Schon kurz nach der Wende begann Dieter Wieland, erste Bestandsaufnahmen über den Zustand der Landschaften, Parks und die Entwicklung des Städtebaus in der ehemaligen DDR zu drehen. Seine Betrachtungen von Dorfkirchen in Mecklenburg-Vorpommern, die den Verfall der Bausubstanz ungeschönt zeigten, wurden zu einem teilweise erfolgreichen Rettungsaufruf.
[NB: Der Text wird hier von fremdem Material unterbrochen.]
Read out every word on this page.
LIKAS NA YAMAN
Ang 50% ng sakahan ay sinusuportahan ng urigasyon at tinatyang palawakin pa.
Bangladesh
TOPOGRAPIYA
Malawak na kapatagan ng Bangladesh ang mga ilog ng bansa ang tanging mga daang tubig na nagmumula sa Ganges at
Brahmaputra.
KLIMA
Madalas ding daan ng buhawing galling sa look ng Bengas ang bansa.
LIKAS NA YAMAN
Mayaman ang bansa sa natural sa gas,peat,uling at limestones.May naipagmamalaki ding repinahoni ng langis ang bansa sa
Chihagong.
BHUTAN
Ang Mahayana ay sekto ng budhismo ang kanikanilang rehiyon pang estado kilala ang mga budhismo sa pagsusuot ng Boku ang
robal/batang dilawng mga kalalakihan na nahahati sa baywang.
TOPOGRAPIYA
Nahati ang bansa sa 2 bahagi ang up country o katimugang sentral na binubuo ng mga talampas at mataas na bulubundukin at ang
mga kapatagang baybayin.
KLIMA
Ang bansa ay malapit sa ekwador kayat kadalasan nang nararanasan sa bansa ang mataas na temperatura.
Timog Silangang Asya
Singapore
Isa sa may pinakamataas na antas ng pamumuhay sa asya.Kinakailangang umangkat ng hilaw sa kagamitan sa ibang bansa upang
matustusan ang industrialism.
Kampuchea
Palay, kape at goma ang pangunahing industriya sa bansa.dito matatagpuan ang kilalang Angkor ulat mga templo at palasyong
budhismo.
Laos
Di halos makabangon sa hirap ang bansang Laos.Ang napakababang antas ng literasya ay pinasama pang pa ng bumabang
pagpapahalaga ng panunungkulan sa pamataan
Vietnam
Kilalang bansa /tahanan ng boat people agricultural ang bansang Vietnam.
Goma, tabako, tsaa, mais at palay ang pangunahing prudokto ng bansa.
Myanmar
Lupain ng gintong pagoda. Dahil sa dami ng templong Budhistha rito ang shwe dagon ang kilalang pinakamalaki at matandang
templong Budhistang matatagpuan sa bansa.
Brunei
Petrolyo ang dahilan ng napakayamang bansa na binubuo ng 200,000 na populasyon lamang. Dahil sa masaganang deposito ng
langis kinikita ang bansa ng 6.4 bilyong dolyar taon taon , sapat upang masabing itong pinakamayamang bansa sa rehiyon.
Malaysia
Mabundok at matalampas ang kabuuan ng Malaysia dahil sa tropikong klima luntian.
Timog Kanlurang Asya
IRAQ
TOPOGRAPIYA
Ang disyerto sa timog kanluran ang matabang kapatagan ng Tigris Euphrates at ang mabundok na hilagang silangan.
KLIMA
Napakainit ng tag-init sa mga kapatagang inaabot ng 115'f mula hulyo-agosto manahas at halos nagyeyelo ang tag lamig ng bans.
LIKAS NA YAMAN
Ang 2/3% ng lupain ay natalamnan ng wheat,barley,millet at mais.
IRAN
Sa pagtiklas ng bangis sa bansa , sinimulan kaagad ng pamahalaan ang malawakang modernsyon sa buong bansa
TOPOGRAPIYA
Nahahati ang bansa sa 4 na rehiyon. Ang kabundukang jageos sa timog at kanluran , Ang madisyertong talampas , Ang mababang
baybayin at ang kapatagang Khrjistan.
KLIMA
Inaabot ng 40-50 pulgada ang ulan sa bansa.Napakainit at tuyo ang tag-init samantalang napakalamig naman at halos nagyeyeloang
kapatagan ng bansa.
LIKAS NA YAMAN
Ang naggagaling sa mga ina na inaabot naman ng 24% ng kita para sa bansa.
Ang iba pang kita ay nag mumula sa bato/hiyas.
In seinen Filmen ist er selbst selten zu sehen; der Kommentar erfolgt stets als Voice-over. Charakteristisch dabei sind seine langsame und ruhige Sprechweise sowie seine melancholisch klingende Stimme. Durch eine sorgfältige Wortwahl mit teilweise drastischen Begriffen sind seine Aussagen jedoch sehr deutlich – beispielsweise spricht er von „Jodlerstil“, „Krüppelkoniferen“ oder „Wurstzipfelfenstern“ und nennt eine flurbereinigte Landschaft „hergerichtet – abgerichtet – hingerichtet“.
In einem anderen Beitrag bezeichnet er die Industriezäune der Reihenhäuser in den 1980er-Jahren als Festung für Gartenzwerge, Westwall für Dackel und Maulwürfe, Maschinenschnörkel wie gefrorene Regenwürmer, Spritzgebäck vom Betonkonditor, verzinkten Theaterdonner.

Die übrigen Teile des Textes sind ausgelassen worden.